The National Urban League

rh wl c8.jpg

Publication by Guichard Parris on the founding and progress of the National Urban League. Featured are the first four executive officers to hold the position since the organization's founding.

The National Urban League (NUL) was constructed October 11th, 1910, by Ruth S. Baldwin and George E. Haynes. In 1911, it became an active organization after the merging of the National League for the Protection of Colored Women (1905), the Committee for Improving the Industrial Conditions for Negroes in New York (1906), and the Committee on Urban Conditions among Negros in New York (1911).

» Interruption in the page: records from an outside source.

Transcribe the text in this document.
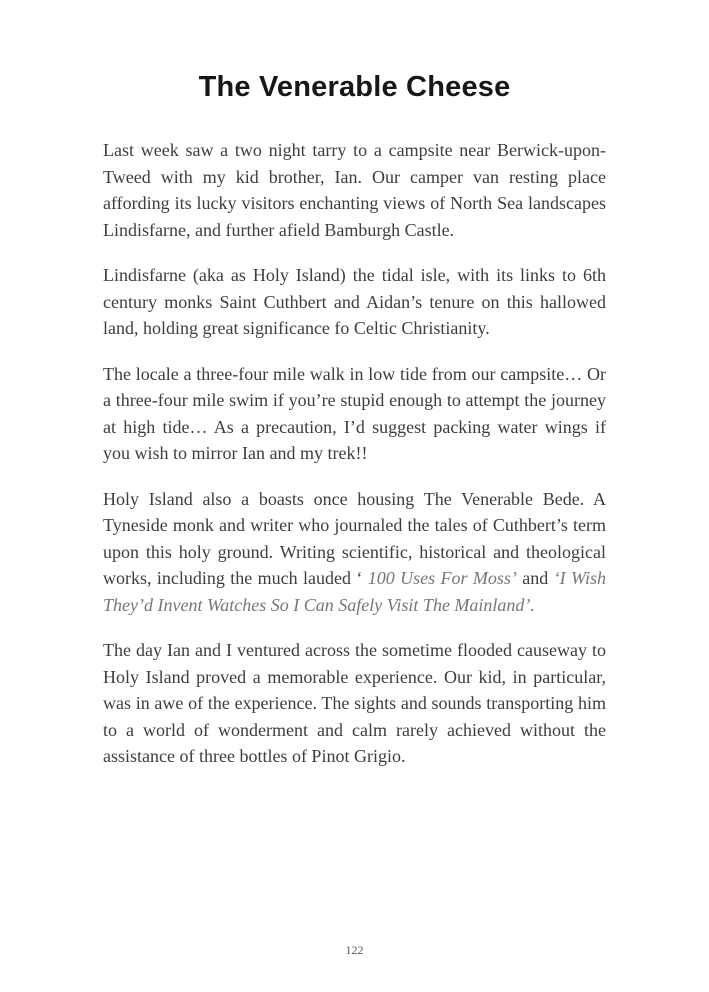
The Venerable Cheese

Last week saw a two night tarry to a campsite near Berwick-upon-Tweed with my kid brother, Ian. Our camper van resting place affording its lucky visitors enchanting views of North Sea landscapes Lindisfarne, and further afield Bamburgh Castle.

Lindisfarne (aka as Holy Island) the tidal isle, with its links to 6th century monks Saint Cuthbert and Aidan’s tenure on this hallowed land, holding great significance fo Celtic Christianity.

The locale a three-four mile walk in low tide from our campsite… Or a three-four mile swim if you’re stupid enough to attempt the journey at high tide… As a precaution, I’d suggest packing water wings if you wish to mirror Ian and my trek!!

Holy Island also a boasts once housing The Venerable Bede. A Tyneside monk and writer who journaled the tales of Cuthbert’s term upon this holy ground. Writing scientific, historical and theological works, including the much lauded ‘ 100 Uses For Moss’ and ‘I Wish They’d Invent Watches So I Can Safely Visit The Mainland’.

The day Ian and I ventured across the sometime flooded causeway to Holy Island proved a memorable experience. Our kid, in particular, was in awe of the experience. The sights and sounds transporting him to a world of wonderment and calm rarely achieved without the assistance of three bottles of Pinot Grigio.

122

Acknowledged for its interracial collaboration at the executive level, the NUL sought to counsel African American migrants moving from the south to the north, seeking greater economic opportunity free of institutionalized racism. Under the first executive secretary George E. Haynes (1911-1917), the NUL assisted African Americans in finding housing, job training and placement, and conducted research on the common and social welfare of African Americans in urban areas. 

By the employment boom of 1920, the NUL’s campaigns fought employment discrimination and urged for better education for young African Americans. 

The demand for social reform increased by the Great Depression. The NUL fought to break social barriers in labor unions, boycotted businesses that did not hire African Americans, and sought to get African Americans included in recovery programs of the New Deal. With that, thousands of unemployed African Americans found work in their community.